La voix de Matilde Diaz entonne le refrain de cet hymne incontournable de la cumbia colombienne, composé par le célèbre Lucho Bermudez en 1970. Au pays de l’or et de l’émeraude, la musique se taille une place de choix parmi les innombrables richesses existantes. Omniprésente dans ce coin du monde, « la música » relie constamment les colombiens avec leurs traditions. Incarnant, par sa diversité de rythmes et de couleurs, le brassage ethnique et culturel qui les caractérise. La Colombie est le berceau d’artistes de renommée internationale qui, fiers de leurs origines métissées, ont su exporter à travers le monde les rythmes endiablés et les mélodies envoûtantes de ce pays tropical.

Dans le panel musical colombien, on retrouve un grand nombre de styles différents, invitants autant à danser qu’à écouter. Chaque région à le sien, allant du vallenato au currulao, du mapalé au merengue en passant par la salsa, la musique llanera, l’afro-funk, etc. Et bien évidemment la cumbia, qui incarne tout ce qui est cher aux Colombiens. Elle charme les mélomanes par la fusion entre les rythmes des tambours afro-descendants, les mélodies des communautés indigènes Andines ou Amazoniennes et enfin l’harmonie et la langue espagnole apportées par les Conquistadors.

Voilà un merveilleux mélange de saveurs, un sancocho comme aiment à s’y comparer les colombiens, que nous allons tenter de déguster dans ce qui suit. Aujourd’hui, la musique colombienne revient sur le devant de la scène. Et notamment en Europe où le public se masse de plus en plus dans les festivals ou les concerts accueillants chaque jour davantage de sonorités latino-américaines. Outre les Joe Arroyo, Pacho Galan, Andres Landero et autres inoubliables monuments, il est passionnant de constater comment les grands artistes d’hier passent de nos jours le relai aux nouvelles générations.

Les stars incontournables s’exportent

Impossible de parler de stars de la musique colombienne sans mentionner, au moins en passant, les artistes qui s’exportent le mieux à l’étranger.
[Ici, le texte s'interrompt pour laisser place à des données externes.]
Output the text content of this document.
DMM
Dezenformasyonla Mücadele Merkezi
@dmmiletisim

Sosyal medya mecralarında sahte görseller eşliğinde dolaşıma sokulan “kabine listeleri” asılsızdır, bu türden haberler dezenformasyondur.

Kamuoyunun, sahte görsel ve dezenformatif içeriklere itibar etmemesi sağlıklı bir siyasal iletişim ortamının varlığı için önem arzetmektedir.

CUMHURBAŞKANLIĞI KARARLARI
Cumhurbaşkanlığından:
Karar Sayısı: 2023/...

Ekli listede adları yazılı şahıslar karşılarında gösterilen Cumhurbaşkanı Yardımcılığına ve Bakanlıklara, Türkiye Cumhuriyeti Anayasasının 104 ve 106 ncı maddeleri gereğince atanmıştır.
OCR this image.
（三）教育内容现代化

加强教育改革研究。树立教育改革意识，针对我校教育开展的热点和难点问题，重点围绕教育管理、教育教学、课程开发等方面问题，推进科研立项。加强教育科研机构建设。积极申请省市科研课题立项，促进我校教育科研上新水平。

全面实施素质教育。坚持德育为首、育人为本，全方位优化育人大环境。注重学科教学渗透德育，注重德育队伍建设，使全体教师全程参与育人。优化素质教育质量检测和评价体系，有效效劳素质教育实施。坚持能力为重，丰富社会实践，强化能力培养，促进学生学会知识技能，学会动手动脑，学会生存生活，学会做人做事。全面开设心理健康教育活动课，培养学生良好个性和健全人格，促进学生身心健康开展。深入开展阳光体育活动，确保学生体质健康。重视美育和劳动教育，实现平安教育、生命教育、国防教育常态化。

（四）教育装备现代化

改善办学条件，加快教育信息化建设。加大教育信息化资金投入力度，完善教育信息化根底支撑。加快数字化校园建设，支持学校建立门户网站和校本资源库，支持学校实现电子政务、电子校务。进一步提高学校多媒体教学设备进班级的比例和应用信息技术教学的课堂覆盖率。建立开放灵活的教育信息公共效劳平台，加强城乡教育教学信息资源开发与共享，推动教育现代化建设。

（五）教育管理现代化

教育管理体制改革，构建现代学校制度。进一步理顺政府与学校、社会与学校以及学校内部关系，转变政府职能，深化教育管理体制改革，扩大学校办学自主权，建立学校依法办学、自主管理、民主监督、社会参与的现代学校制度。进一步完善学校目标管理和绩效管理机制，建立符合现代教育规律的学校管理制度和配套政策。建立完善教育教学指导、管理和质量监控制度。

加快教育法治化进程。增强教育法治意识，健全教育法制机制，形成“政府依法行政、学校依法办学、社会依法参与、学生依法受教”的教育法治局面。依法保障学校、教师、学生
A ce titre, Shakira et Carlos Vives sont des figures incontournables. Originaires de Barranquilla et de Santa Marta, le sang de la costa coule bien dans les veines de ces deux artistes pourtant bien différents. Ils ont d’ailleurs uni leurs talents pour la célèbre chanson « La Bicicleta », un tube qui a fait le tour du monde.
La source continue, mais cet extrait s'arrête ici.